The data also showed that Delhi, where the brutal incident took place, saw utilisation of less than 5 per cent of the fund allocated to it.
Delhi was allotted Rs 390 crore which was the highest amount among states and UTs but the utilisation certificate of just Rs 19.41 crore has been received from the city-state.
When asked about the same, Delhi Chief Minister Arvind Kejriwal said the Centre rejected a Delhi government proposal to use Nirbhaya fund to install CCTV cameras and panic buttons in 5,500 DTC and cluster buses.
"We have not received Rs 390 crore," the chief minister claimed.
Telangana, where a 26-year-old vet was recently gang raped and murdered, spent only Rs 4 crore out of the Rs 103 crore allocated to it by the Union home ministry, which releases money from the Nirbhaya fund for 13 programmes including the Emergency Response Scheme.
On the question of under-utilisation of the Nirbhaya fund, the Centre has put the blame on state governments while state governments complain that money is not released for the proposals given by them to the Empowered Committee that has been tasked with appraising and recommending proposals to be funded under this framework.
The Nirbhaya fund was set up in 2013 by the UPA government to improve the safety and security of women in the aftermath of the brutal gang rape of a 23-year-old paramedic student, who came to be known as Nirbhaya, on the intervening night of December 16-17, 2012, in a moving bus in Delhi by six persons. The woman was severely assaulted before being thrown out on the road. She succumbed to her injuries days later at a Singapore hospital.

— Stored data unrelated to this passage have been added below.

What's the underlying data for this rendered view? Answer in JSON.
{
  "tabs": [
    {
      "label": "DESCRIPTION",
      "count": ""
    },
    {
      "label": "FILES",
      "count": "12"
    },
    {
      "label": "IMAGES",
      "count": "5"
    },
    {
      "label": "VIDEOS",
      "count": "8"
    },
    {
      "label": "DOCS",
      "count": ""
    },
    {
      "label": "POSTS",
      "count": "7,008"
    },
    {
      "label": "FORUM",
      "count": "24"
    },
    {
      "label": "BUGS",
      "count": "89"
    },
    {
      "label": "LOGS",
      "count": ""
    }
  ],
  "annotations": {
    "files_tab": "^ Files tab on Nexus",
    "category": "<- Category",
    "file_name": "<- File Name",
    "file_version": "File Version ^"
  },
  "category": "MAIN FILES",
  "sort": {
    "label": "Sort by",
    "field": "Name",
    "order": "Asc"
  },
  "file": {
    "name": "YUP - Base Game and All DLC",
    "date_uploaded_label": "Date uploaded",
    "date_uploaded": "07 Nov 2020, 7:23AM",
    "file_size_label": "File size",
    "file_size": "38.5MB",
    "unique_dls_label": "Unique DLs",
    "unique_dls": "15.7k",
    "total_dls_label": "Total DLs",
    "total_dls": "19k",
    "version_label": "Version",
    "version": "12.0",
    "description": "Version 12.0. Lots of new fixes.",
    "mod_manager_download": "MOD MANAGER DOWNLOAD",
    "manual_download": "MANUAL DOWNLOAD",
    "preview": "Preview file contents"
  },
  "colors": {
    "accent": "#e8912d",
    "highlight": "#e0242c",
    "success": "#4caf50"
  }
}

Nobel laureate Kailash Satyarthi recently appealed to the government to immediately allocate the entire unspent amount from the Nirbhaya fund for the protection of rape victims and witnesses.
"For how long will rape victims be burnt alive and witnesses turn hostile while MPs debate on level of security cover for politicians," he had said.
His organisation, Kailash Satyarthi Children's Foundation, urged the Centre and the state governments to treat the recent incidents of rape as a wake-up call and immediately initiate "on a war footing" steps to make public spaces safe and secure for women.